CCJ Mortgage Articles
If you are looking for a mortgage but have a problem with ccjs then a ccjs mortgage might be the solution that suits you best. In this section of the site you will find links to our ccj mortgage articles which explain the facts you need to know before making any kind of decision.
Let’s start with the basics of a CCJ mortgage
CCJ mortgages fall under the umbrella of bad credit or adverse mortgages. They are usually referred to in the financial world as non-conforming or sub-prime mortgages. CCJ mortgages are designed for people who need a mortgage but have past CCJs on record. CCJ mortgages are mortgages designed for people with an impaired, bad or adverse credit record.
A CCJ is a County Court Judgement. These are judgements that a court makes regarding a debt – a CCJ is a judgement against a debtor. In fact, while many people think of them as a stigma, you actually do not need to owe a great deal to get a CCJ. You can actually get a CCJ for a bill that is unpaid even though it may be quite small. This is why many people need CCJ mortgages.
If you fail to pay a bill on time, the creditor will usually ask you for the money. There may be reminders, by letter or telephone. If you do not make payment within a certain period of time, the creditor may go to court to ask for payment. At the County Court, the creditor makes their case and asks for payment, and if the court decides the debt is owed, a judgement is entered (a) that the borrower should pay and (b) how much they should pay. These court hearings are private and you do not even have to attend, as they can be carried out in your absence. You simply need to respond with the required information by post. After a successful judgement, you have one month to make payment of the amount owed before the information goes on the official record and you have a County Court Judgement (CCJ) against you. After this you may need CCJ mortgages.

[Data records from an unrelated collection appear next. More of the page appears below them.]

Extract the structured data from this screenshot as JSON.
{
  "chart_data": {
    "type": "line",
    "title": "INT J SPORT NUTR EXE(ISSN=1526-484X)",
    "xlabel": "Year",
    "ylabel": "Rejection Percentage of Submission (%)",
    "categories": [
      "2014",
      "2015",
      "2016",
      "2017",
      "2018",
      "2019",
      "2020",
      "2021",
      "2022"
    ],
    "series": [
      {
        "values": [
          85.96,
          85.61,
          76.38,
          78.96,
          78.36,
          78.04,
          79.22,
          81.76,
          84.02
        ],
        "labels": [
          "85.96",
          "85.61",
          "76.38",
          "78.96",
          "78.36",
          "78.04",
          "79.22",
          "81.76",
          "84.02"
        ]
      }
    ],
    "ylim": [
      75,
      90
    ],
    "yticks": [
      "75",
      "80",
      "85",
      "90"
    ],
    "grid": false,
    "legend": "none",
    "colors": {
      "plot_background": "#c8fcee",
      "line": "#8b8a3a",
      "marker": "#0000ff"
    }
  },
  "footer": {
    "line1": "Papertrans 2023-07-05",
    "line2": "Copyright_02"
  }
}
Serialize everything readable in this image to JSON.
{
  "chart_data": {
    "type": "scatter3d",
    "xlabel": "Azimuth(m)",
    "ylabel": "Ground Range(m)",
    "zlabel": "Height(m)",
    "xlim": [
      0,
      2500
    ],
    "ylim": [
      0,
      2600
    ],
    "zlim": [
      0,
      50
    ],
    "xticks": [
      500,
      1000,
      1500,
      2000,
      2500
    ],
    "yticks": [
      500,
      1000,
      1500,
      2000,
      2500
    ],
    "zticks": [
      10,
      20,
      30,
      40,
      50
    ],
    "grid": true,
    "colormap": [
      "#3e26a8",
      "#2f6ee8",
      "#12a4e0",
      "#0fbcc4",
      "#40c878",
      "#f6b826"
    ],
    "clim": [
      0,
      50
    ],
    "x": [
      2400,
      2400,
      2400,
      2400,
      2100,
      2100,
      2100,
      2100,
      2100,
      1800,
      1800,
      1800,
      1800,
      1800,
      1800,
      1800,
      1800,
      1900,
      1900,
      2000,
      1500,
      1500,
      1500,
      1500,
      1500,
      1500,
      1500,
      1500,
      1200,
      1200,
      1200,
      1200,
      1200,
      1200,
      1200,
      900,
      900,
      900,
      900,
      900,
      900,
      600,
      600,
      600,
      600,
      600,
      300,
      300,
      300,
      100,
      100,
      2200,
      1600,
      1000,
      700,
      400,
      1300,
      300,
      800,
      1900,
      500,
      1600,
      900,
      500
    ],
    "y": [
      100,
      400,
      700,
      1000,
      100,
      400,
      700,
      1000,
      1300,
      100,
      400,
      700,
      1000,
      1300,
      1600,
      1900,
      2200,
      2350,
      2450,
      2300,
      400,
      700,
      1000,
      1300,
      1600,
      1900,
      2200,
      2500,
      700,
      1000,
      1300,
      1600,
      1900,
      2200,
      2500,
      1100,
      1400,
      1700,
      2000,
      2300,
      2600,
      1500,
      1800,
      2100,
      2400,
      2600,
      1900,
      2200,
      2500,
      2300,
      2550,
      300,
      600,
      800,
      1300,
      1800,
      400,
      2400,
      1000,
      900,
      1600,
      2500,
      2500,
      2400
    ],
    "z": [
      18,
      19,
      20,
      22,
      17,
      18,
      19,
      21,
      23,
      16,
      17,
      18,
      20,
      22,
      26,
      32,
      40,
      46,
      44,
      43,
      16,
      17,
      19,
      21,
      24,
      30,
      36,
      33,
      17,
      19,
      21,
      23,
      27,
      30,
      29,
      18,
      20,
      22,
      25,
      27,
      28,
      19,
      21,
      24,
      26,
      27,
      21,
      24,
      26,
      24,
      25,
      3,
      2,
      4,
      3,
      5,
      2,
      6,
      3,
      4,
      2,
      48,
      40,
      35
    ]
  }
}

You may have one CCJ or many, and it can be for a small amount or large, but it will affect your credit rating and therefore your ability to gain CCJ mortgages. In your credit file, the record will show the number of CCJs you have and whether you have paid them (called “satisfied” them) or not. It will indicate the total amount owed on CCJs.
CCJ mortgages are available from a growing number of lenders who specialise in this type of mortgages. If you have a few low value CCJs, the rate you are offered on CCJ mortgages may not be far from a regular rate. Obviously more CCJs and higher amounts means a less favourable rate on CCJ mortgages, so it is in your interests to repay any that you can. If your credit profile is extremely poor, you may face a high rate of interest, and have a lower number of companies willing to offer you CCJ mortgages.